August 26, 2013
Perfect Rifles: My Custom John Noveske .280
By David E. Petzal
In my post of Aug. 21, I mentioned that a .280 of mine, built by now-departed riflesmith John Noveske, was a perfect gun. Reader R. Peterson, who is obviously a person of taste and culture, asked if I would write a bit about the .280 and run a photo. Pleased to, but there is a chance I covered this gun three years or so ago. If I have, indulge me.
Back in 2008, I became aware of Bedrock Rifles*, a company that offered high-grade bolt guns in left-hand only. Having spent a shooting lifetime being ignored, scorned, and told to f**k off by the gun biz, as all southpaw shooters are, I was enthralled and had to have one. The guns were actually built by John Noveske of Grants Pass, Oregon. He was one of those supremely skilled fellows who did virtually perfect work.
Noveske used left-hand Nesika actions, which are made in the same plant that produces Dakota rifles. The Nesika is much-beloved of precision shooters. It’s flat bottomed, has a fixed, rather than plunger-type ejector, a bolt-knob that unscrews so it can be changed for another style, and an extremely tight lockup. For stocks, Noveske went to High Tech Specialties in Pennsylvania, which makes very light fiberglass stocks that are about as flexible as your average aircraft carrier hull. Better than High Tech, there is not. The triggers were made by Jewell (If you have not touched off a properly set up Jewell trigger, you do not know what bliss is.) and the barrels came from Lilja which, like everything else here, is top of the heap. I asked for a #2 contour barrel , 22 inches long, 1-10 twist.
Now, sometimes in the wonderful world of made-to-order rifles, you can assemble a gun from top components and they do not form a harmonious whole. Either the thing doesn’t shoot or there is something wrong somewhere. Jack O’Connor once wrote that the only perfect rifle he owned was a .416 Rigby built by a gunsmith named, I believe, Bob Johnson, and since O’Connor owned the very best work available at the time and a lot of it, this gives you some idea.
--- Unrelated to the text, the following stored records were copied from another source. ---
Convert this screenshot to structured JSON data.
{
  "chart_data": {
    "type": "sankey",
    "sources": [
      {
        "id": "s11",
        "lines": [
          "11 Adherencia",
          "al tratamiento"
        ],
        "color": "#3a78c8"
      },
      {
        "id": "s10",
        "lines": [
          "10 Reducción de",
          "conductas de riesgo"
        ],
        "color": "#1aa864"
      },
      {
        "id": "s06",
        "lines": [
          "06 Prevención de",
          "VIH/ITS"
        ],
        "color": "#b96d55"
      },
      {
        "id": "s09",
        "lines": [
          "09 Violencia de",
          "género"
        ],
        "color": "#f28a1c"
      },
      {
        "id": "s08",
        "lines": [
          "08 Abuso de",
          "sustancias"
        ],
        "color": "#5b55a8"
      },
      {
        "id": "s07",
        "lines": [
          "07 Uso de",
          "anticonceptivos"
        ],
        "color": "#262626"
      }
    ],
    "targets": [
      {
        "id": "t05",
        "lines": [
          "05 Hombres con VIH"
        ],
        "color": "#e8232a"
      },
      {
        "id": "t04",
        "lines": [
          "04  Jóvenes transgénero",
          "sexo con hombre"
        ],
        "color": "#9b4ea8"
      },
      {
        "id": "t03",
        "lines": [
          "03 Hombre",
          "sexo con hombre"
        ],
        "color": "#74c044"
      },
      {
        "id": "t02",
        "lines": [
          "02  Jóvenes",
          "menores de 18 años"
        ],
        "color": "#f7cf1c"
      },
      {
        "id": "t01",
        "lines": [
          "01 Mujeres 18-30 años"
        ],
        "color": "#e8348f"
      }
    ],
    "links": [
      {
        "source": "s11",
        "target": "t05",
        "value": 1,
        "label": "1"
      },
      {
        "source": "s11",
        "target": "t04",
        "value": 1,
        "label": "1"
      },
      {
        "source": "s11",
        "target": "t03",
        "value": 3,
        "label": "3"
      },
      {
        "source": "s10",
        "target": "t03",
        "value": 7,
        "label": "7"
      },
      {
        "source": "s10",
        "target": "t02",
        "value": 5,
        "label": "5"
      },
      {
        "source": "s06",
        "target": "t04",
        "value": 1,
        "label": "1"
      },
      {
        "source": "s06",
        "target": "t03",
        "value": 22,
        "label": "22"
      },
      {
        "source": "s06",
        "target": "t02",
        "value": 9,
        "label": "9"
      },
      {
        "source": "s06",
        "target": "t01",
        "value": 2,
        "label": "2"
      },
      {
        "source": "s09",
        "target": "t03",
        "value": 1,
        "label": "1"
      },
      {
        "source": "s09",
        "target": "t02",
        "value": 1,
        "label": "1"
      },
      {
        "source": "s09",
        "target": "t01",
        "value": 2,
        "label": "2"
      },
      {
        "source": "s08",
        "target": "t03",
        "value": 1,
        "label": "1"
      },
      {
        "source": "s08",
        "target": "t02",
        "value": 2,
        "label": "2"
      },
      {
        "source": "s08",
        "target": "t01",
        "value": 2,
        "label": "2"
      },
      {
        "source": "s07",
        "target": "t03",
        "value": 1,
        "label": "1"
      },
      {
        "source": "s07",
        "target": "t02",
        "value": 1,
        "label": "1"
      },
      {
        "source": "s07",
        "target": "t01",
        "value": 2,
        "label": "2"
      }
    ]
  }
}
For example, I have a Griffin & Howe 7mm Weatherby Magnum that was built in 1972 and with which I’ve taken a whole menagerie of big game. It was very accurate (before I burned it out), has fantastic wood, and a lovely and ornate checkering job that was done by Winston Churchill when he worked at G&H. But the cheekpiece looks like a cow turd that was slung over the comb and left to dry. What was the stockmaker thinking?
But such was not the case with the Noveske rifle. It came out perfect, just as I had envisioned. Weight, with a Zeiss scope on board, is precisely 8 pounds, which is correct to the ounce. It shoots everything well, and will group Nosler E-Tips in .600-inch. I showed the rifle to Craig Boddington and asked him to find something wrong. He simply smiled and shook his head.
All it needs is luck. Just one break. Just one head of big game with which to be photographed. That isn’t so much to ask…or is it?
*Despite John Novekse’s passing, Noveske Rifleworks, LLC, is carrying on his work. I believe that their entire production now is geared to ARs, and AR parts and barrels. Bedrock Corp. is alive and well, but no longer sells bolt-actions, having switched to Noveske ARs—in left-hand only.